The VM integration eliminates the cost of the LaserVault appliance and the cost of an X86 server. That’s roughly $6,000 to $8,000. Instead of requesting a new piece of hardware and putting it in the rack, it becomes a matter of spinning up a virtual machine and adding some disk.
Compared to physical tape, UDB is easier to manage because of the digital file format and drag and drop graphical user interface. Tape management is cumbersome, with costs associated with transport and storage. UBD creates a disk backup to disk and allows digital forms to be copied across the internet. The same tape commands that most companies are accustom to using are also operational when using UBD.
Instead of handling a tape cartridge, there’s a tape image, which is a file or set of files. Through a Web interface, they can be protected, deleted, expiration dates can be changed, they can be copied to a new location, and an entire backup (daily, weekly, and monthly, for instance) can be replicated across the internet. The time it takes to recover files is perhaps the biggest benefit. With digital files, searches can be granular and recovery can be completed in a fraction of the time restoring from tape requires.
Data replication, encryption, and data de-duplication are built into the device and Fibre Channel write throughput with UBD is as high as 409 MB per second, according to the manufacturer.
“People that have VMs want to manage everything through VM. So, we made our product work for them,” says Brad Jensen, CEO of LaserVault and its parent company Electronic Storage Corporation.
UBD is compatible with VMware, Microsoft Hyper-V, and other popular hypervisors. In addition, UBD can be used on multiple VMs, which could be used to keep multiple LPARs functionally separate. These environments are also more likely to use storage area networks (SANs) or network attached storage (NAS), which are compatible with UBD.

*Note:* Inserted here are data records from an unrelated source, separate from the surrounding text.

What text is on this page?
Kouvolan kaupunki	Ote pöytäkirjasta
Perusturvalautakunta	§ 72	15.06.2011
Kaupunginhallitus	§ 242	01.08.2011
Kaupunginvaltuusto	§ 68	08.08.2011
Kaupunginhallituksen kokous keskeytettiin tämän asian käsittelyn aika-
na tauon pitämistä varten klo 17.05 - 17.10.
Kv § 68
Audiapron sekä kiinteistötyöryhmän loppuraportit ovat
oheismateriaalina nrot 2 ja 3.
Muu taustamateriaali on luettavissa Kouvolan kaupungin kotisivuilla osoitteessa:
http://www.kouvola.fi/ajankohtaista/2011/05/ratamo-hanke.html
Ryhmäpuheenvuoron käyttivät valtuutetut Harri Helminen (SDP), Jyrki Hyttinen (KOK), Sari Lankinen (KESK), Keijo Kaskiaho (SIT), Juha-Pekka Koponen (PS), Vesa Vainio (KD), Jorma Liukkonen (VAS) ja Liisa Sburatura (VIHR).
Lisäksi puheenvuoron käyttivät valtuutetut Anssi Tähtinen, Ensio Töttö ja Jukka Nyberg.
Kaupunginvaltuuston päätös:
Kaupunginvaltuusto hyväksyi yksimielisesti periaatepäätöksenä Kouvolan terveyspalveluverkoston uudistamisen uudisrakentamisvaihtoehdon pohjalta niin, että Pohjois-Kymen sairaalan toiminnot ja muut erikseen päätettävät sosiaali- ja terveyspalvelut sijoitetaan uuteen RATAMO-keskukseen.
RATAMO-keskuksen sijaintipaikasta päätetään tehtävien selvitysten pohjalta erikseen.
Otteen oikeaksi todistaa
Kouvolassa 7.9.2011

UBD software-only pricing starts at $8,500. The interface card, at approximately $1,500, is also an expense. The cards can be purchased with 1, 2, 3 or 4 ports. Additional ports are approximately $2,500 per port. If installation help is needed, LaserVault will provide that for $1,250. Although some vendors add charges based on capacity limits, LaserVault does not. LaserVault continues to sell the appliance-based UBD.